En peu de temps, la ville de Lishnul a complètement changé d’atmosphère. Même s’il n’y a pas d’incendie de ce que je vois et que les gens fuient à travers les rues et qu’il y a des corps de garde par endroit, la scène me rappelle l’attaque du village, mais cette fois-ci je ne peux rien faire. La première fois à deux contre 150 c’était déjà pratiquement impossible, mais ici ? Seul contre plus de 1 000 adversaires ? Je vais mettre Adelina en sécurité et ensuite je verrai ce que je fais. Inutile d’y réfléchir tant que je n’ai pas le temps de le faire.
Yuu, est-ce qu’il y a un chemin que je peux emprunter qui n’est pas trop dangereux pour aller au bar ?
[Ça dépend. Avec la fille, tu ne peux pas passer par les toits, j’imagine ? Bon, si tu passes par les plus petites rues tu devrais éviter les combats. Je peux sentir des odeurs de sang qui en viennent.]
Dans ce cas, je te laisse me guider et n’hésite pas à me prévenir si tu sens un danger.
[… Dois je te rappeler que les manges-mot ne dégagent aucune odeur ? Combien de fois est ce que je t’ai dit de fuir ? Tu ne m’as pas écouté et maintenant tu te retrouves enfermé dans la ville avec une armée d’assassins fous furieux. Je te félicite.]
J’ai besoin que tu me guides, pas que tu te plaignes. Vu la situation tu ne vas pas me reprocher de te demander un coup de main, si ? On en discutera quand je serai en sécurité.
[… C’est par là.]
Avant de faire un pas et de vraiment quitter la résidence pour partir dans les rues de la ville, Adelina m’attrape l’épaule et m’arrête. Je me tourne vers elle et je peux voir qu’elle semble sur le point de pleurer. Sans doute une crise de nerfs.
« Tout va bien se passer. Je sais que tu as peur et que tu ne sais pas ce qui se passe, mais je suis là et je vais te protéger quoiqu’il arrive. Une fois que tu seras en sécurité, je resterai avec toi et nous attendrons que tout ça se termine. Cependant si tu veux qu’on s’en sorte il faut que tu m’écoutes sans hésiter. Ils sont trop nombreux pour moi et la seule façon de s’en sortir c’est que tu me fasses confiance et qu’on évite le combat. Si je dois me battre, je veux que tu suives Yuu, il t’emmènera en sécurité. Est-ce que c’est clair ? »
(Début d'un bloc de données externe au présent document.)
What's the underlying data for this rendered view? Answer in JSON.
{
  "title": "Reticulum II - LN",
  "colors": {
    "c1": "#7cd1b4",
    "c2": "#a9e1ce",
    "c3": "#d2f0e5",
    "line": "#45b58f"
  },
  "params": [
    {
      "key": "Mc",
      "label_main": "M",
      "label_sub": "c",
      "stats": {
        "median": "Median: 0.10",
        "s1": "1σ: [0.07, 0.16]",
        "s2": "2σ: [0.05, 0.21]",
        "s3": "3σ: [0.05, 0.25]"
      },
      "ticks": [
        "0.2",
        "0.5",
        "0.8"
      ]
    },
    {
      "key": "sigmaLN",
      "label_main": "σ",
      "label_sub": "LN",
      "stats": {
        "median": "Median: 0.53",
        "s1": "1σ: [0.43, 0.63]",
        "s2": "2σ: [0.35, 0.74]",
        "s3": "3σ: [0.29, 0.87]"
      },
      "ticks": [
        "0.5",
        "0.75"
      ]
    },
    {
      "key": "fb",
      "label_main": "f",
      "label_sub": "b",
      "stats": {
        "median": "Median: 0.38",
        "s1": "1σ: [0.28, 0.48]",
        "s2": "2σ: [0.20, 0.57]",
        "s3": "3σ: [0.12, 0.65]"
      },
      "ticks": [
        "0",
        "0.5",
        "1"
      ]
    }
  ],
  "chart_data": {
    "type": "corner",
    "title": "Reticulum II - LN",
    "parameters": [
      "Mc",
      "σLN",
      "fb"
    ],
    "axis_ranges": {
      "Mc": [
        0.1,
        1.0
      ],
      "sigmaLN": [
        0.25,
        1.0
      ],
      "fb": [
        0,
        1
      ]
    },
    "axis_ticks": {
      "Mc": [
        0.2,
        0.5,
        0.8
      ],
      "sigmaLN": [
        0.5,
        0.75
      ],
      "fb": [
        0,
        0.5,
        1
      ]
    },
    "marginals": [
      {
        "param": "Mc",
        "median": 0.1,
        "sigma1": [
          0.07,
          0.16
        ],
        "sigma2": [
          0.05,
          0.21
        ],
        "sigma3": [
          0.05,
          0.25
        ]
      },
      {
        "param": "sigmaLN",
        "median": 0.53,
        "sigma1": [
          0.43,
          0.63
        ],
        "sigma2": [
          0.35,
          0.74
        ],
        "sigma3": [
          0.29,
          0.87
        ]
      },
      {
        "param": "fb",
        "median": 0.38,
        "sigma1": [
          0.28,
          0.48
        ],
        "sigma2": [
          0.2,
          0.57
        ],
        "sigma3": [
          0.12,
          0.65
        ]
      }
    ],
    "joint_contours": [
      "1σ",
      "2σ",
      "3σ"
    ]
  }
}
Adelina balbutie des mots qui ne font pas de sens. Jusque là ça elle semblait aller « bien » puisqu’elle était capable de bouger, mais le simple fait d’être dans la rue et de devoir quitter sa maison comme si c’était la dernière fois… et de voir que ce n’est pas terminé et que la situation a même l’air d’empirer semble lui avoir fait un choc. Elle a les mains qui tremblent et elle n’a pas l’air capable de marcher.
Je décide de la faire s’asseoir sur les marches de la porte et lui tends une bouteille de potion de vitalité. Je ne sais pas si ce sera efficace contre une crise de nerfs, mais c’est mieux que rien. Avec la confusion, ce sera difficile de se déplacer dans la ville et le mieux reste sans doute d’attendre un peu.
De toute façon, la nuit ne fait que commencer.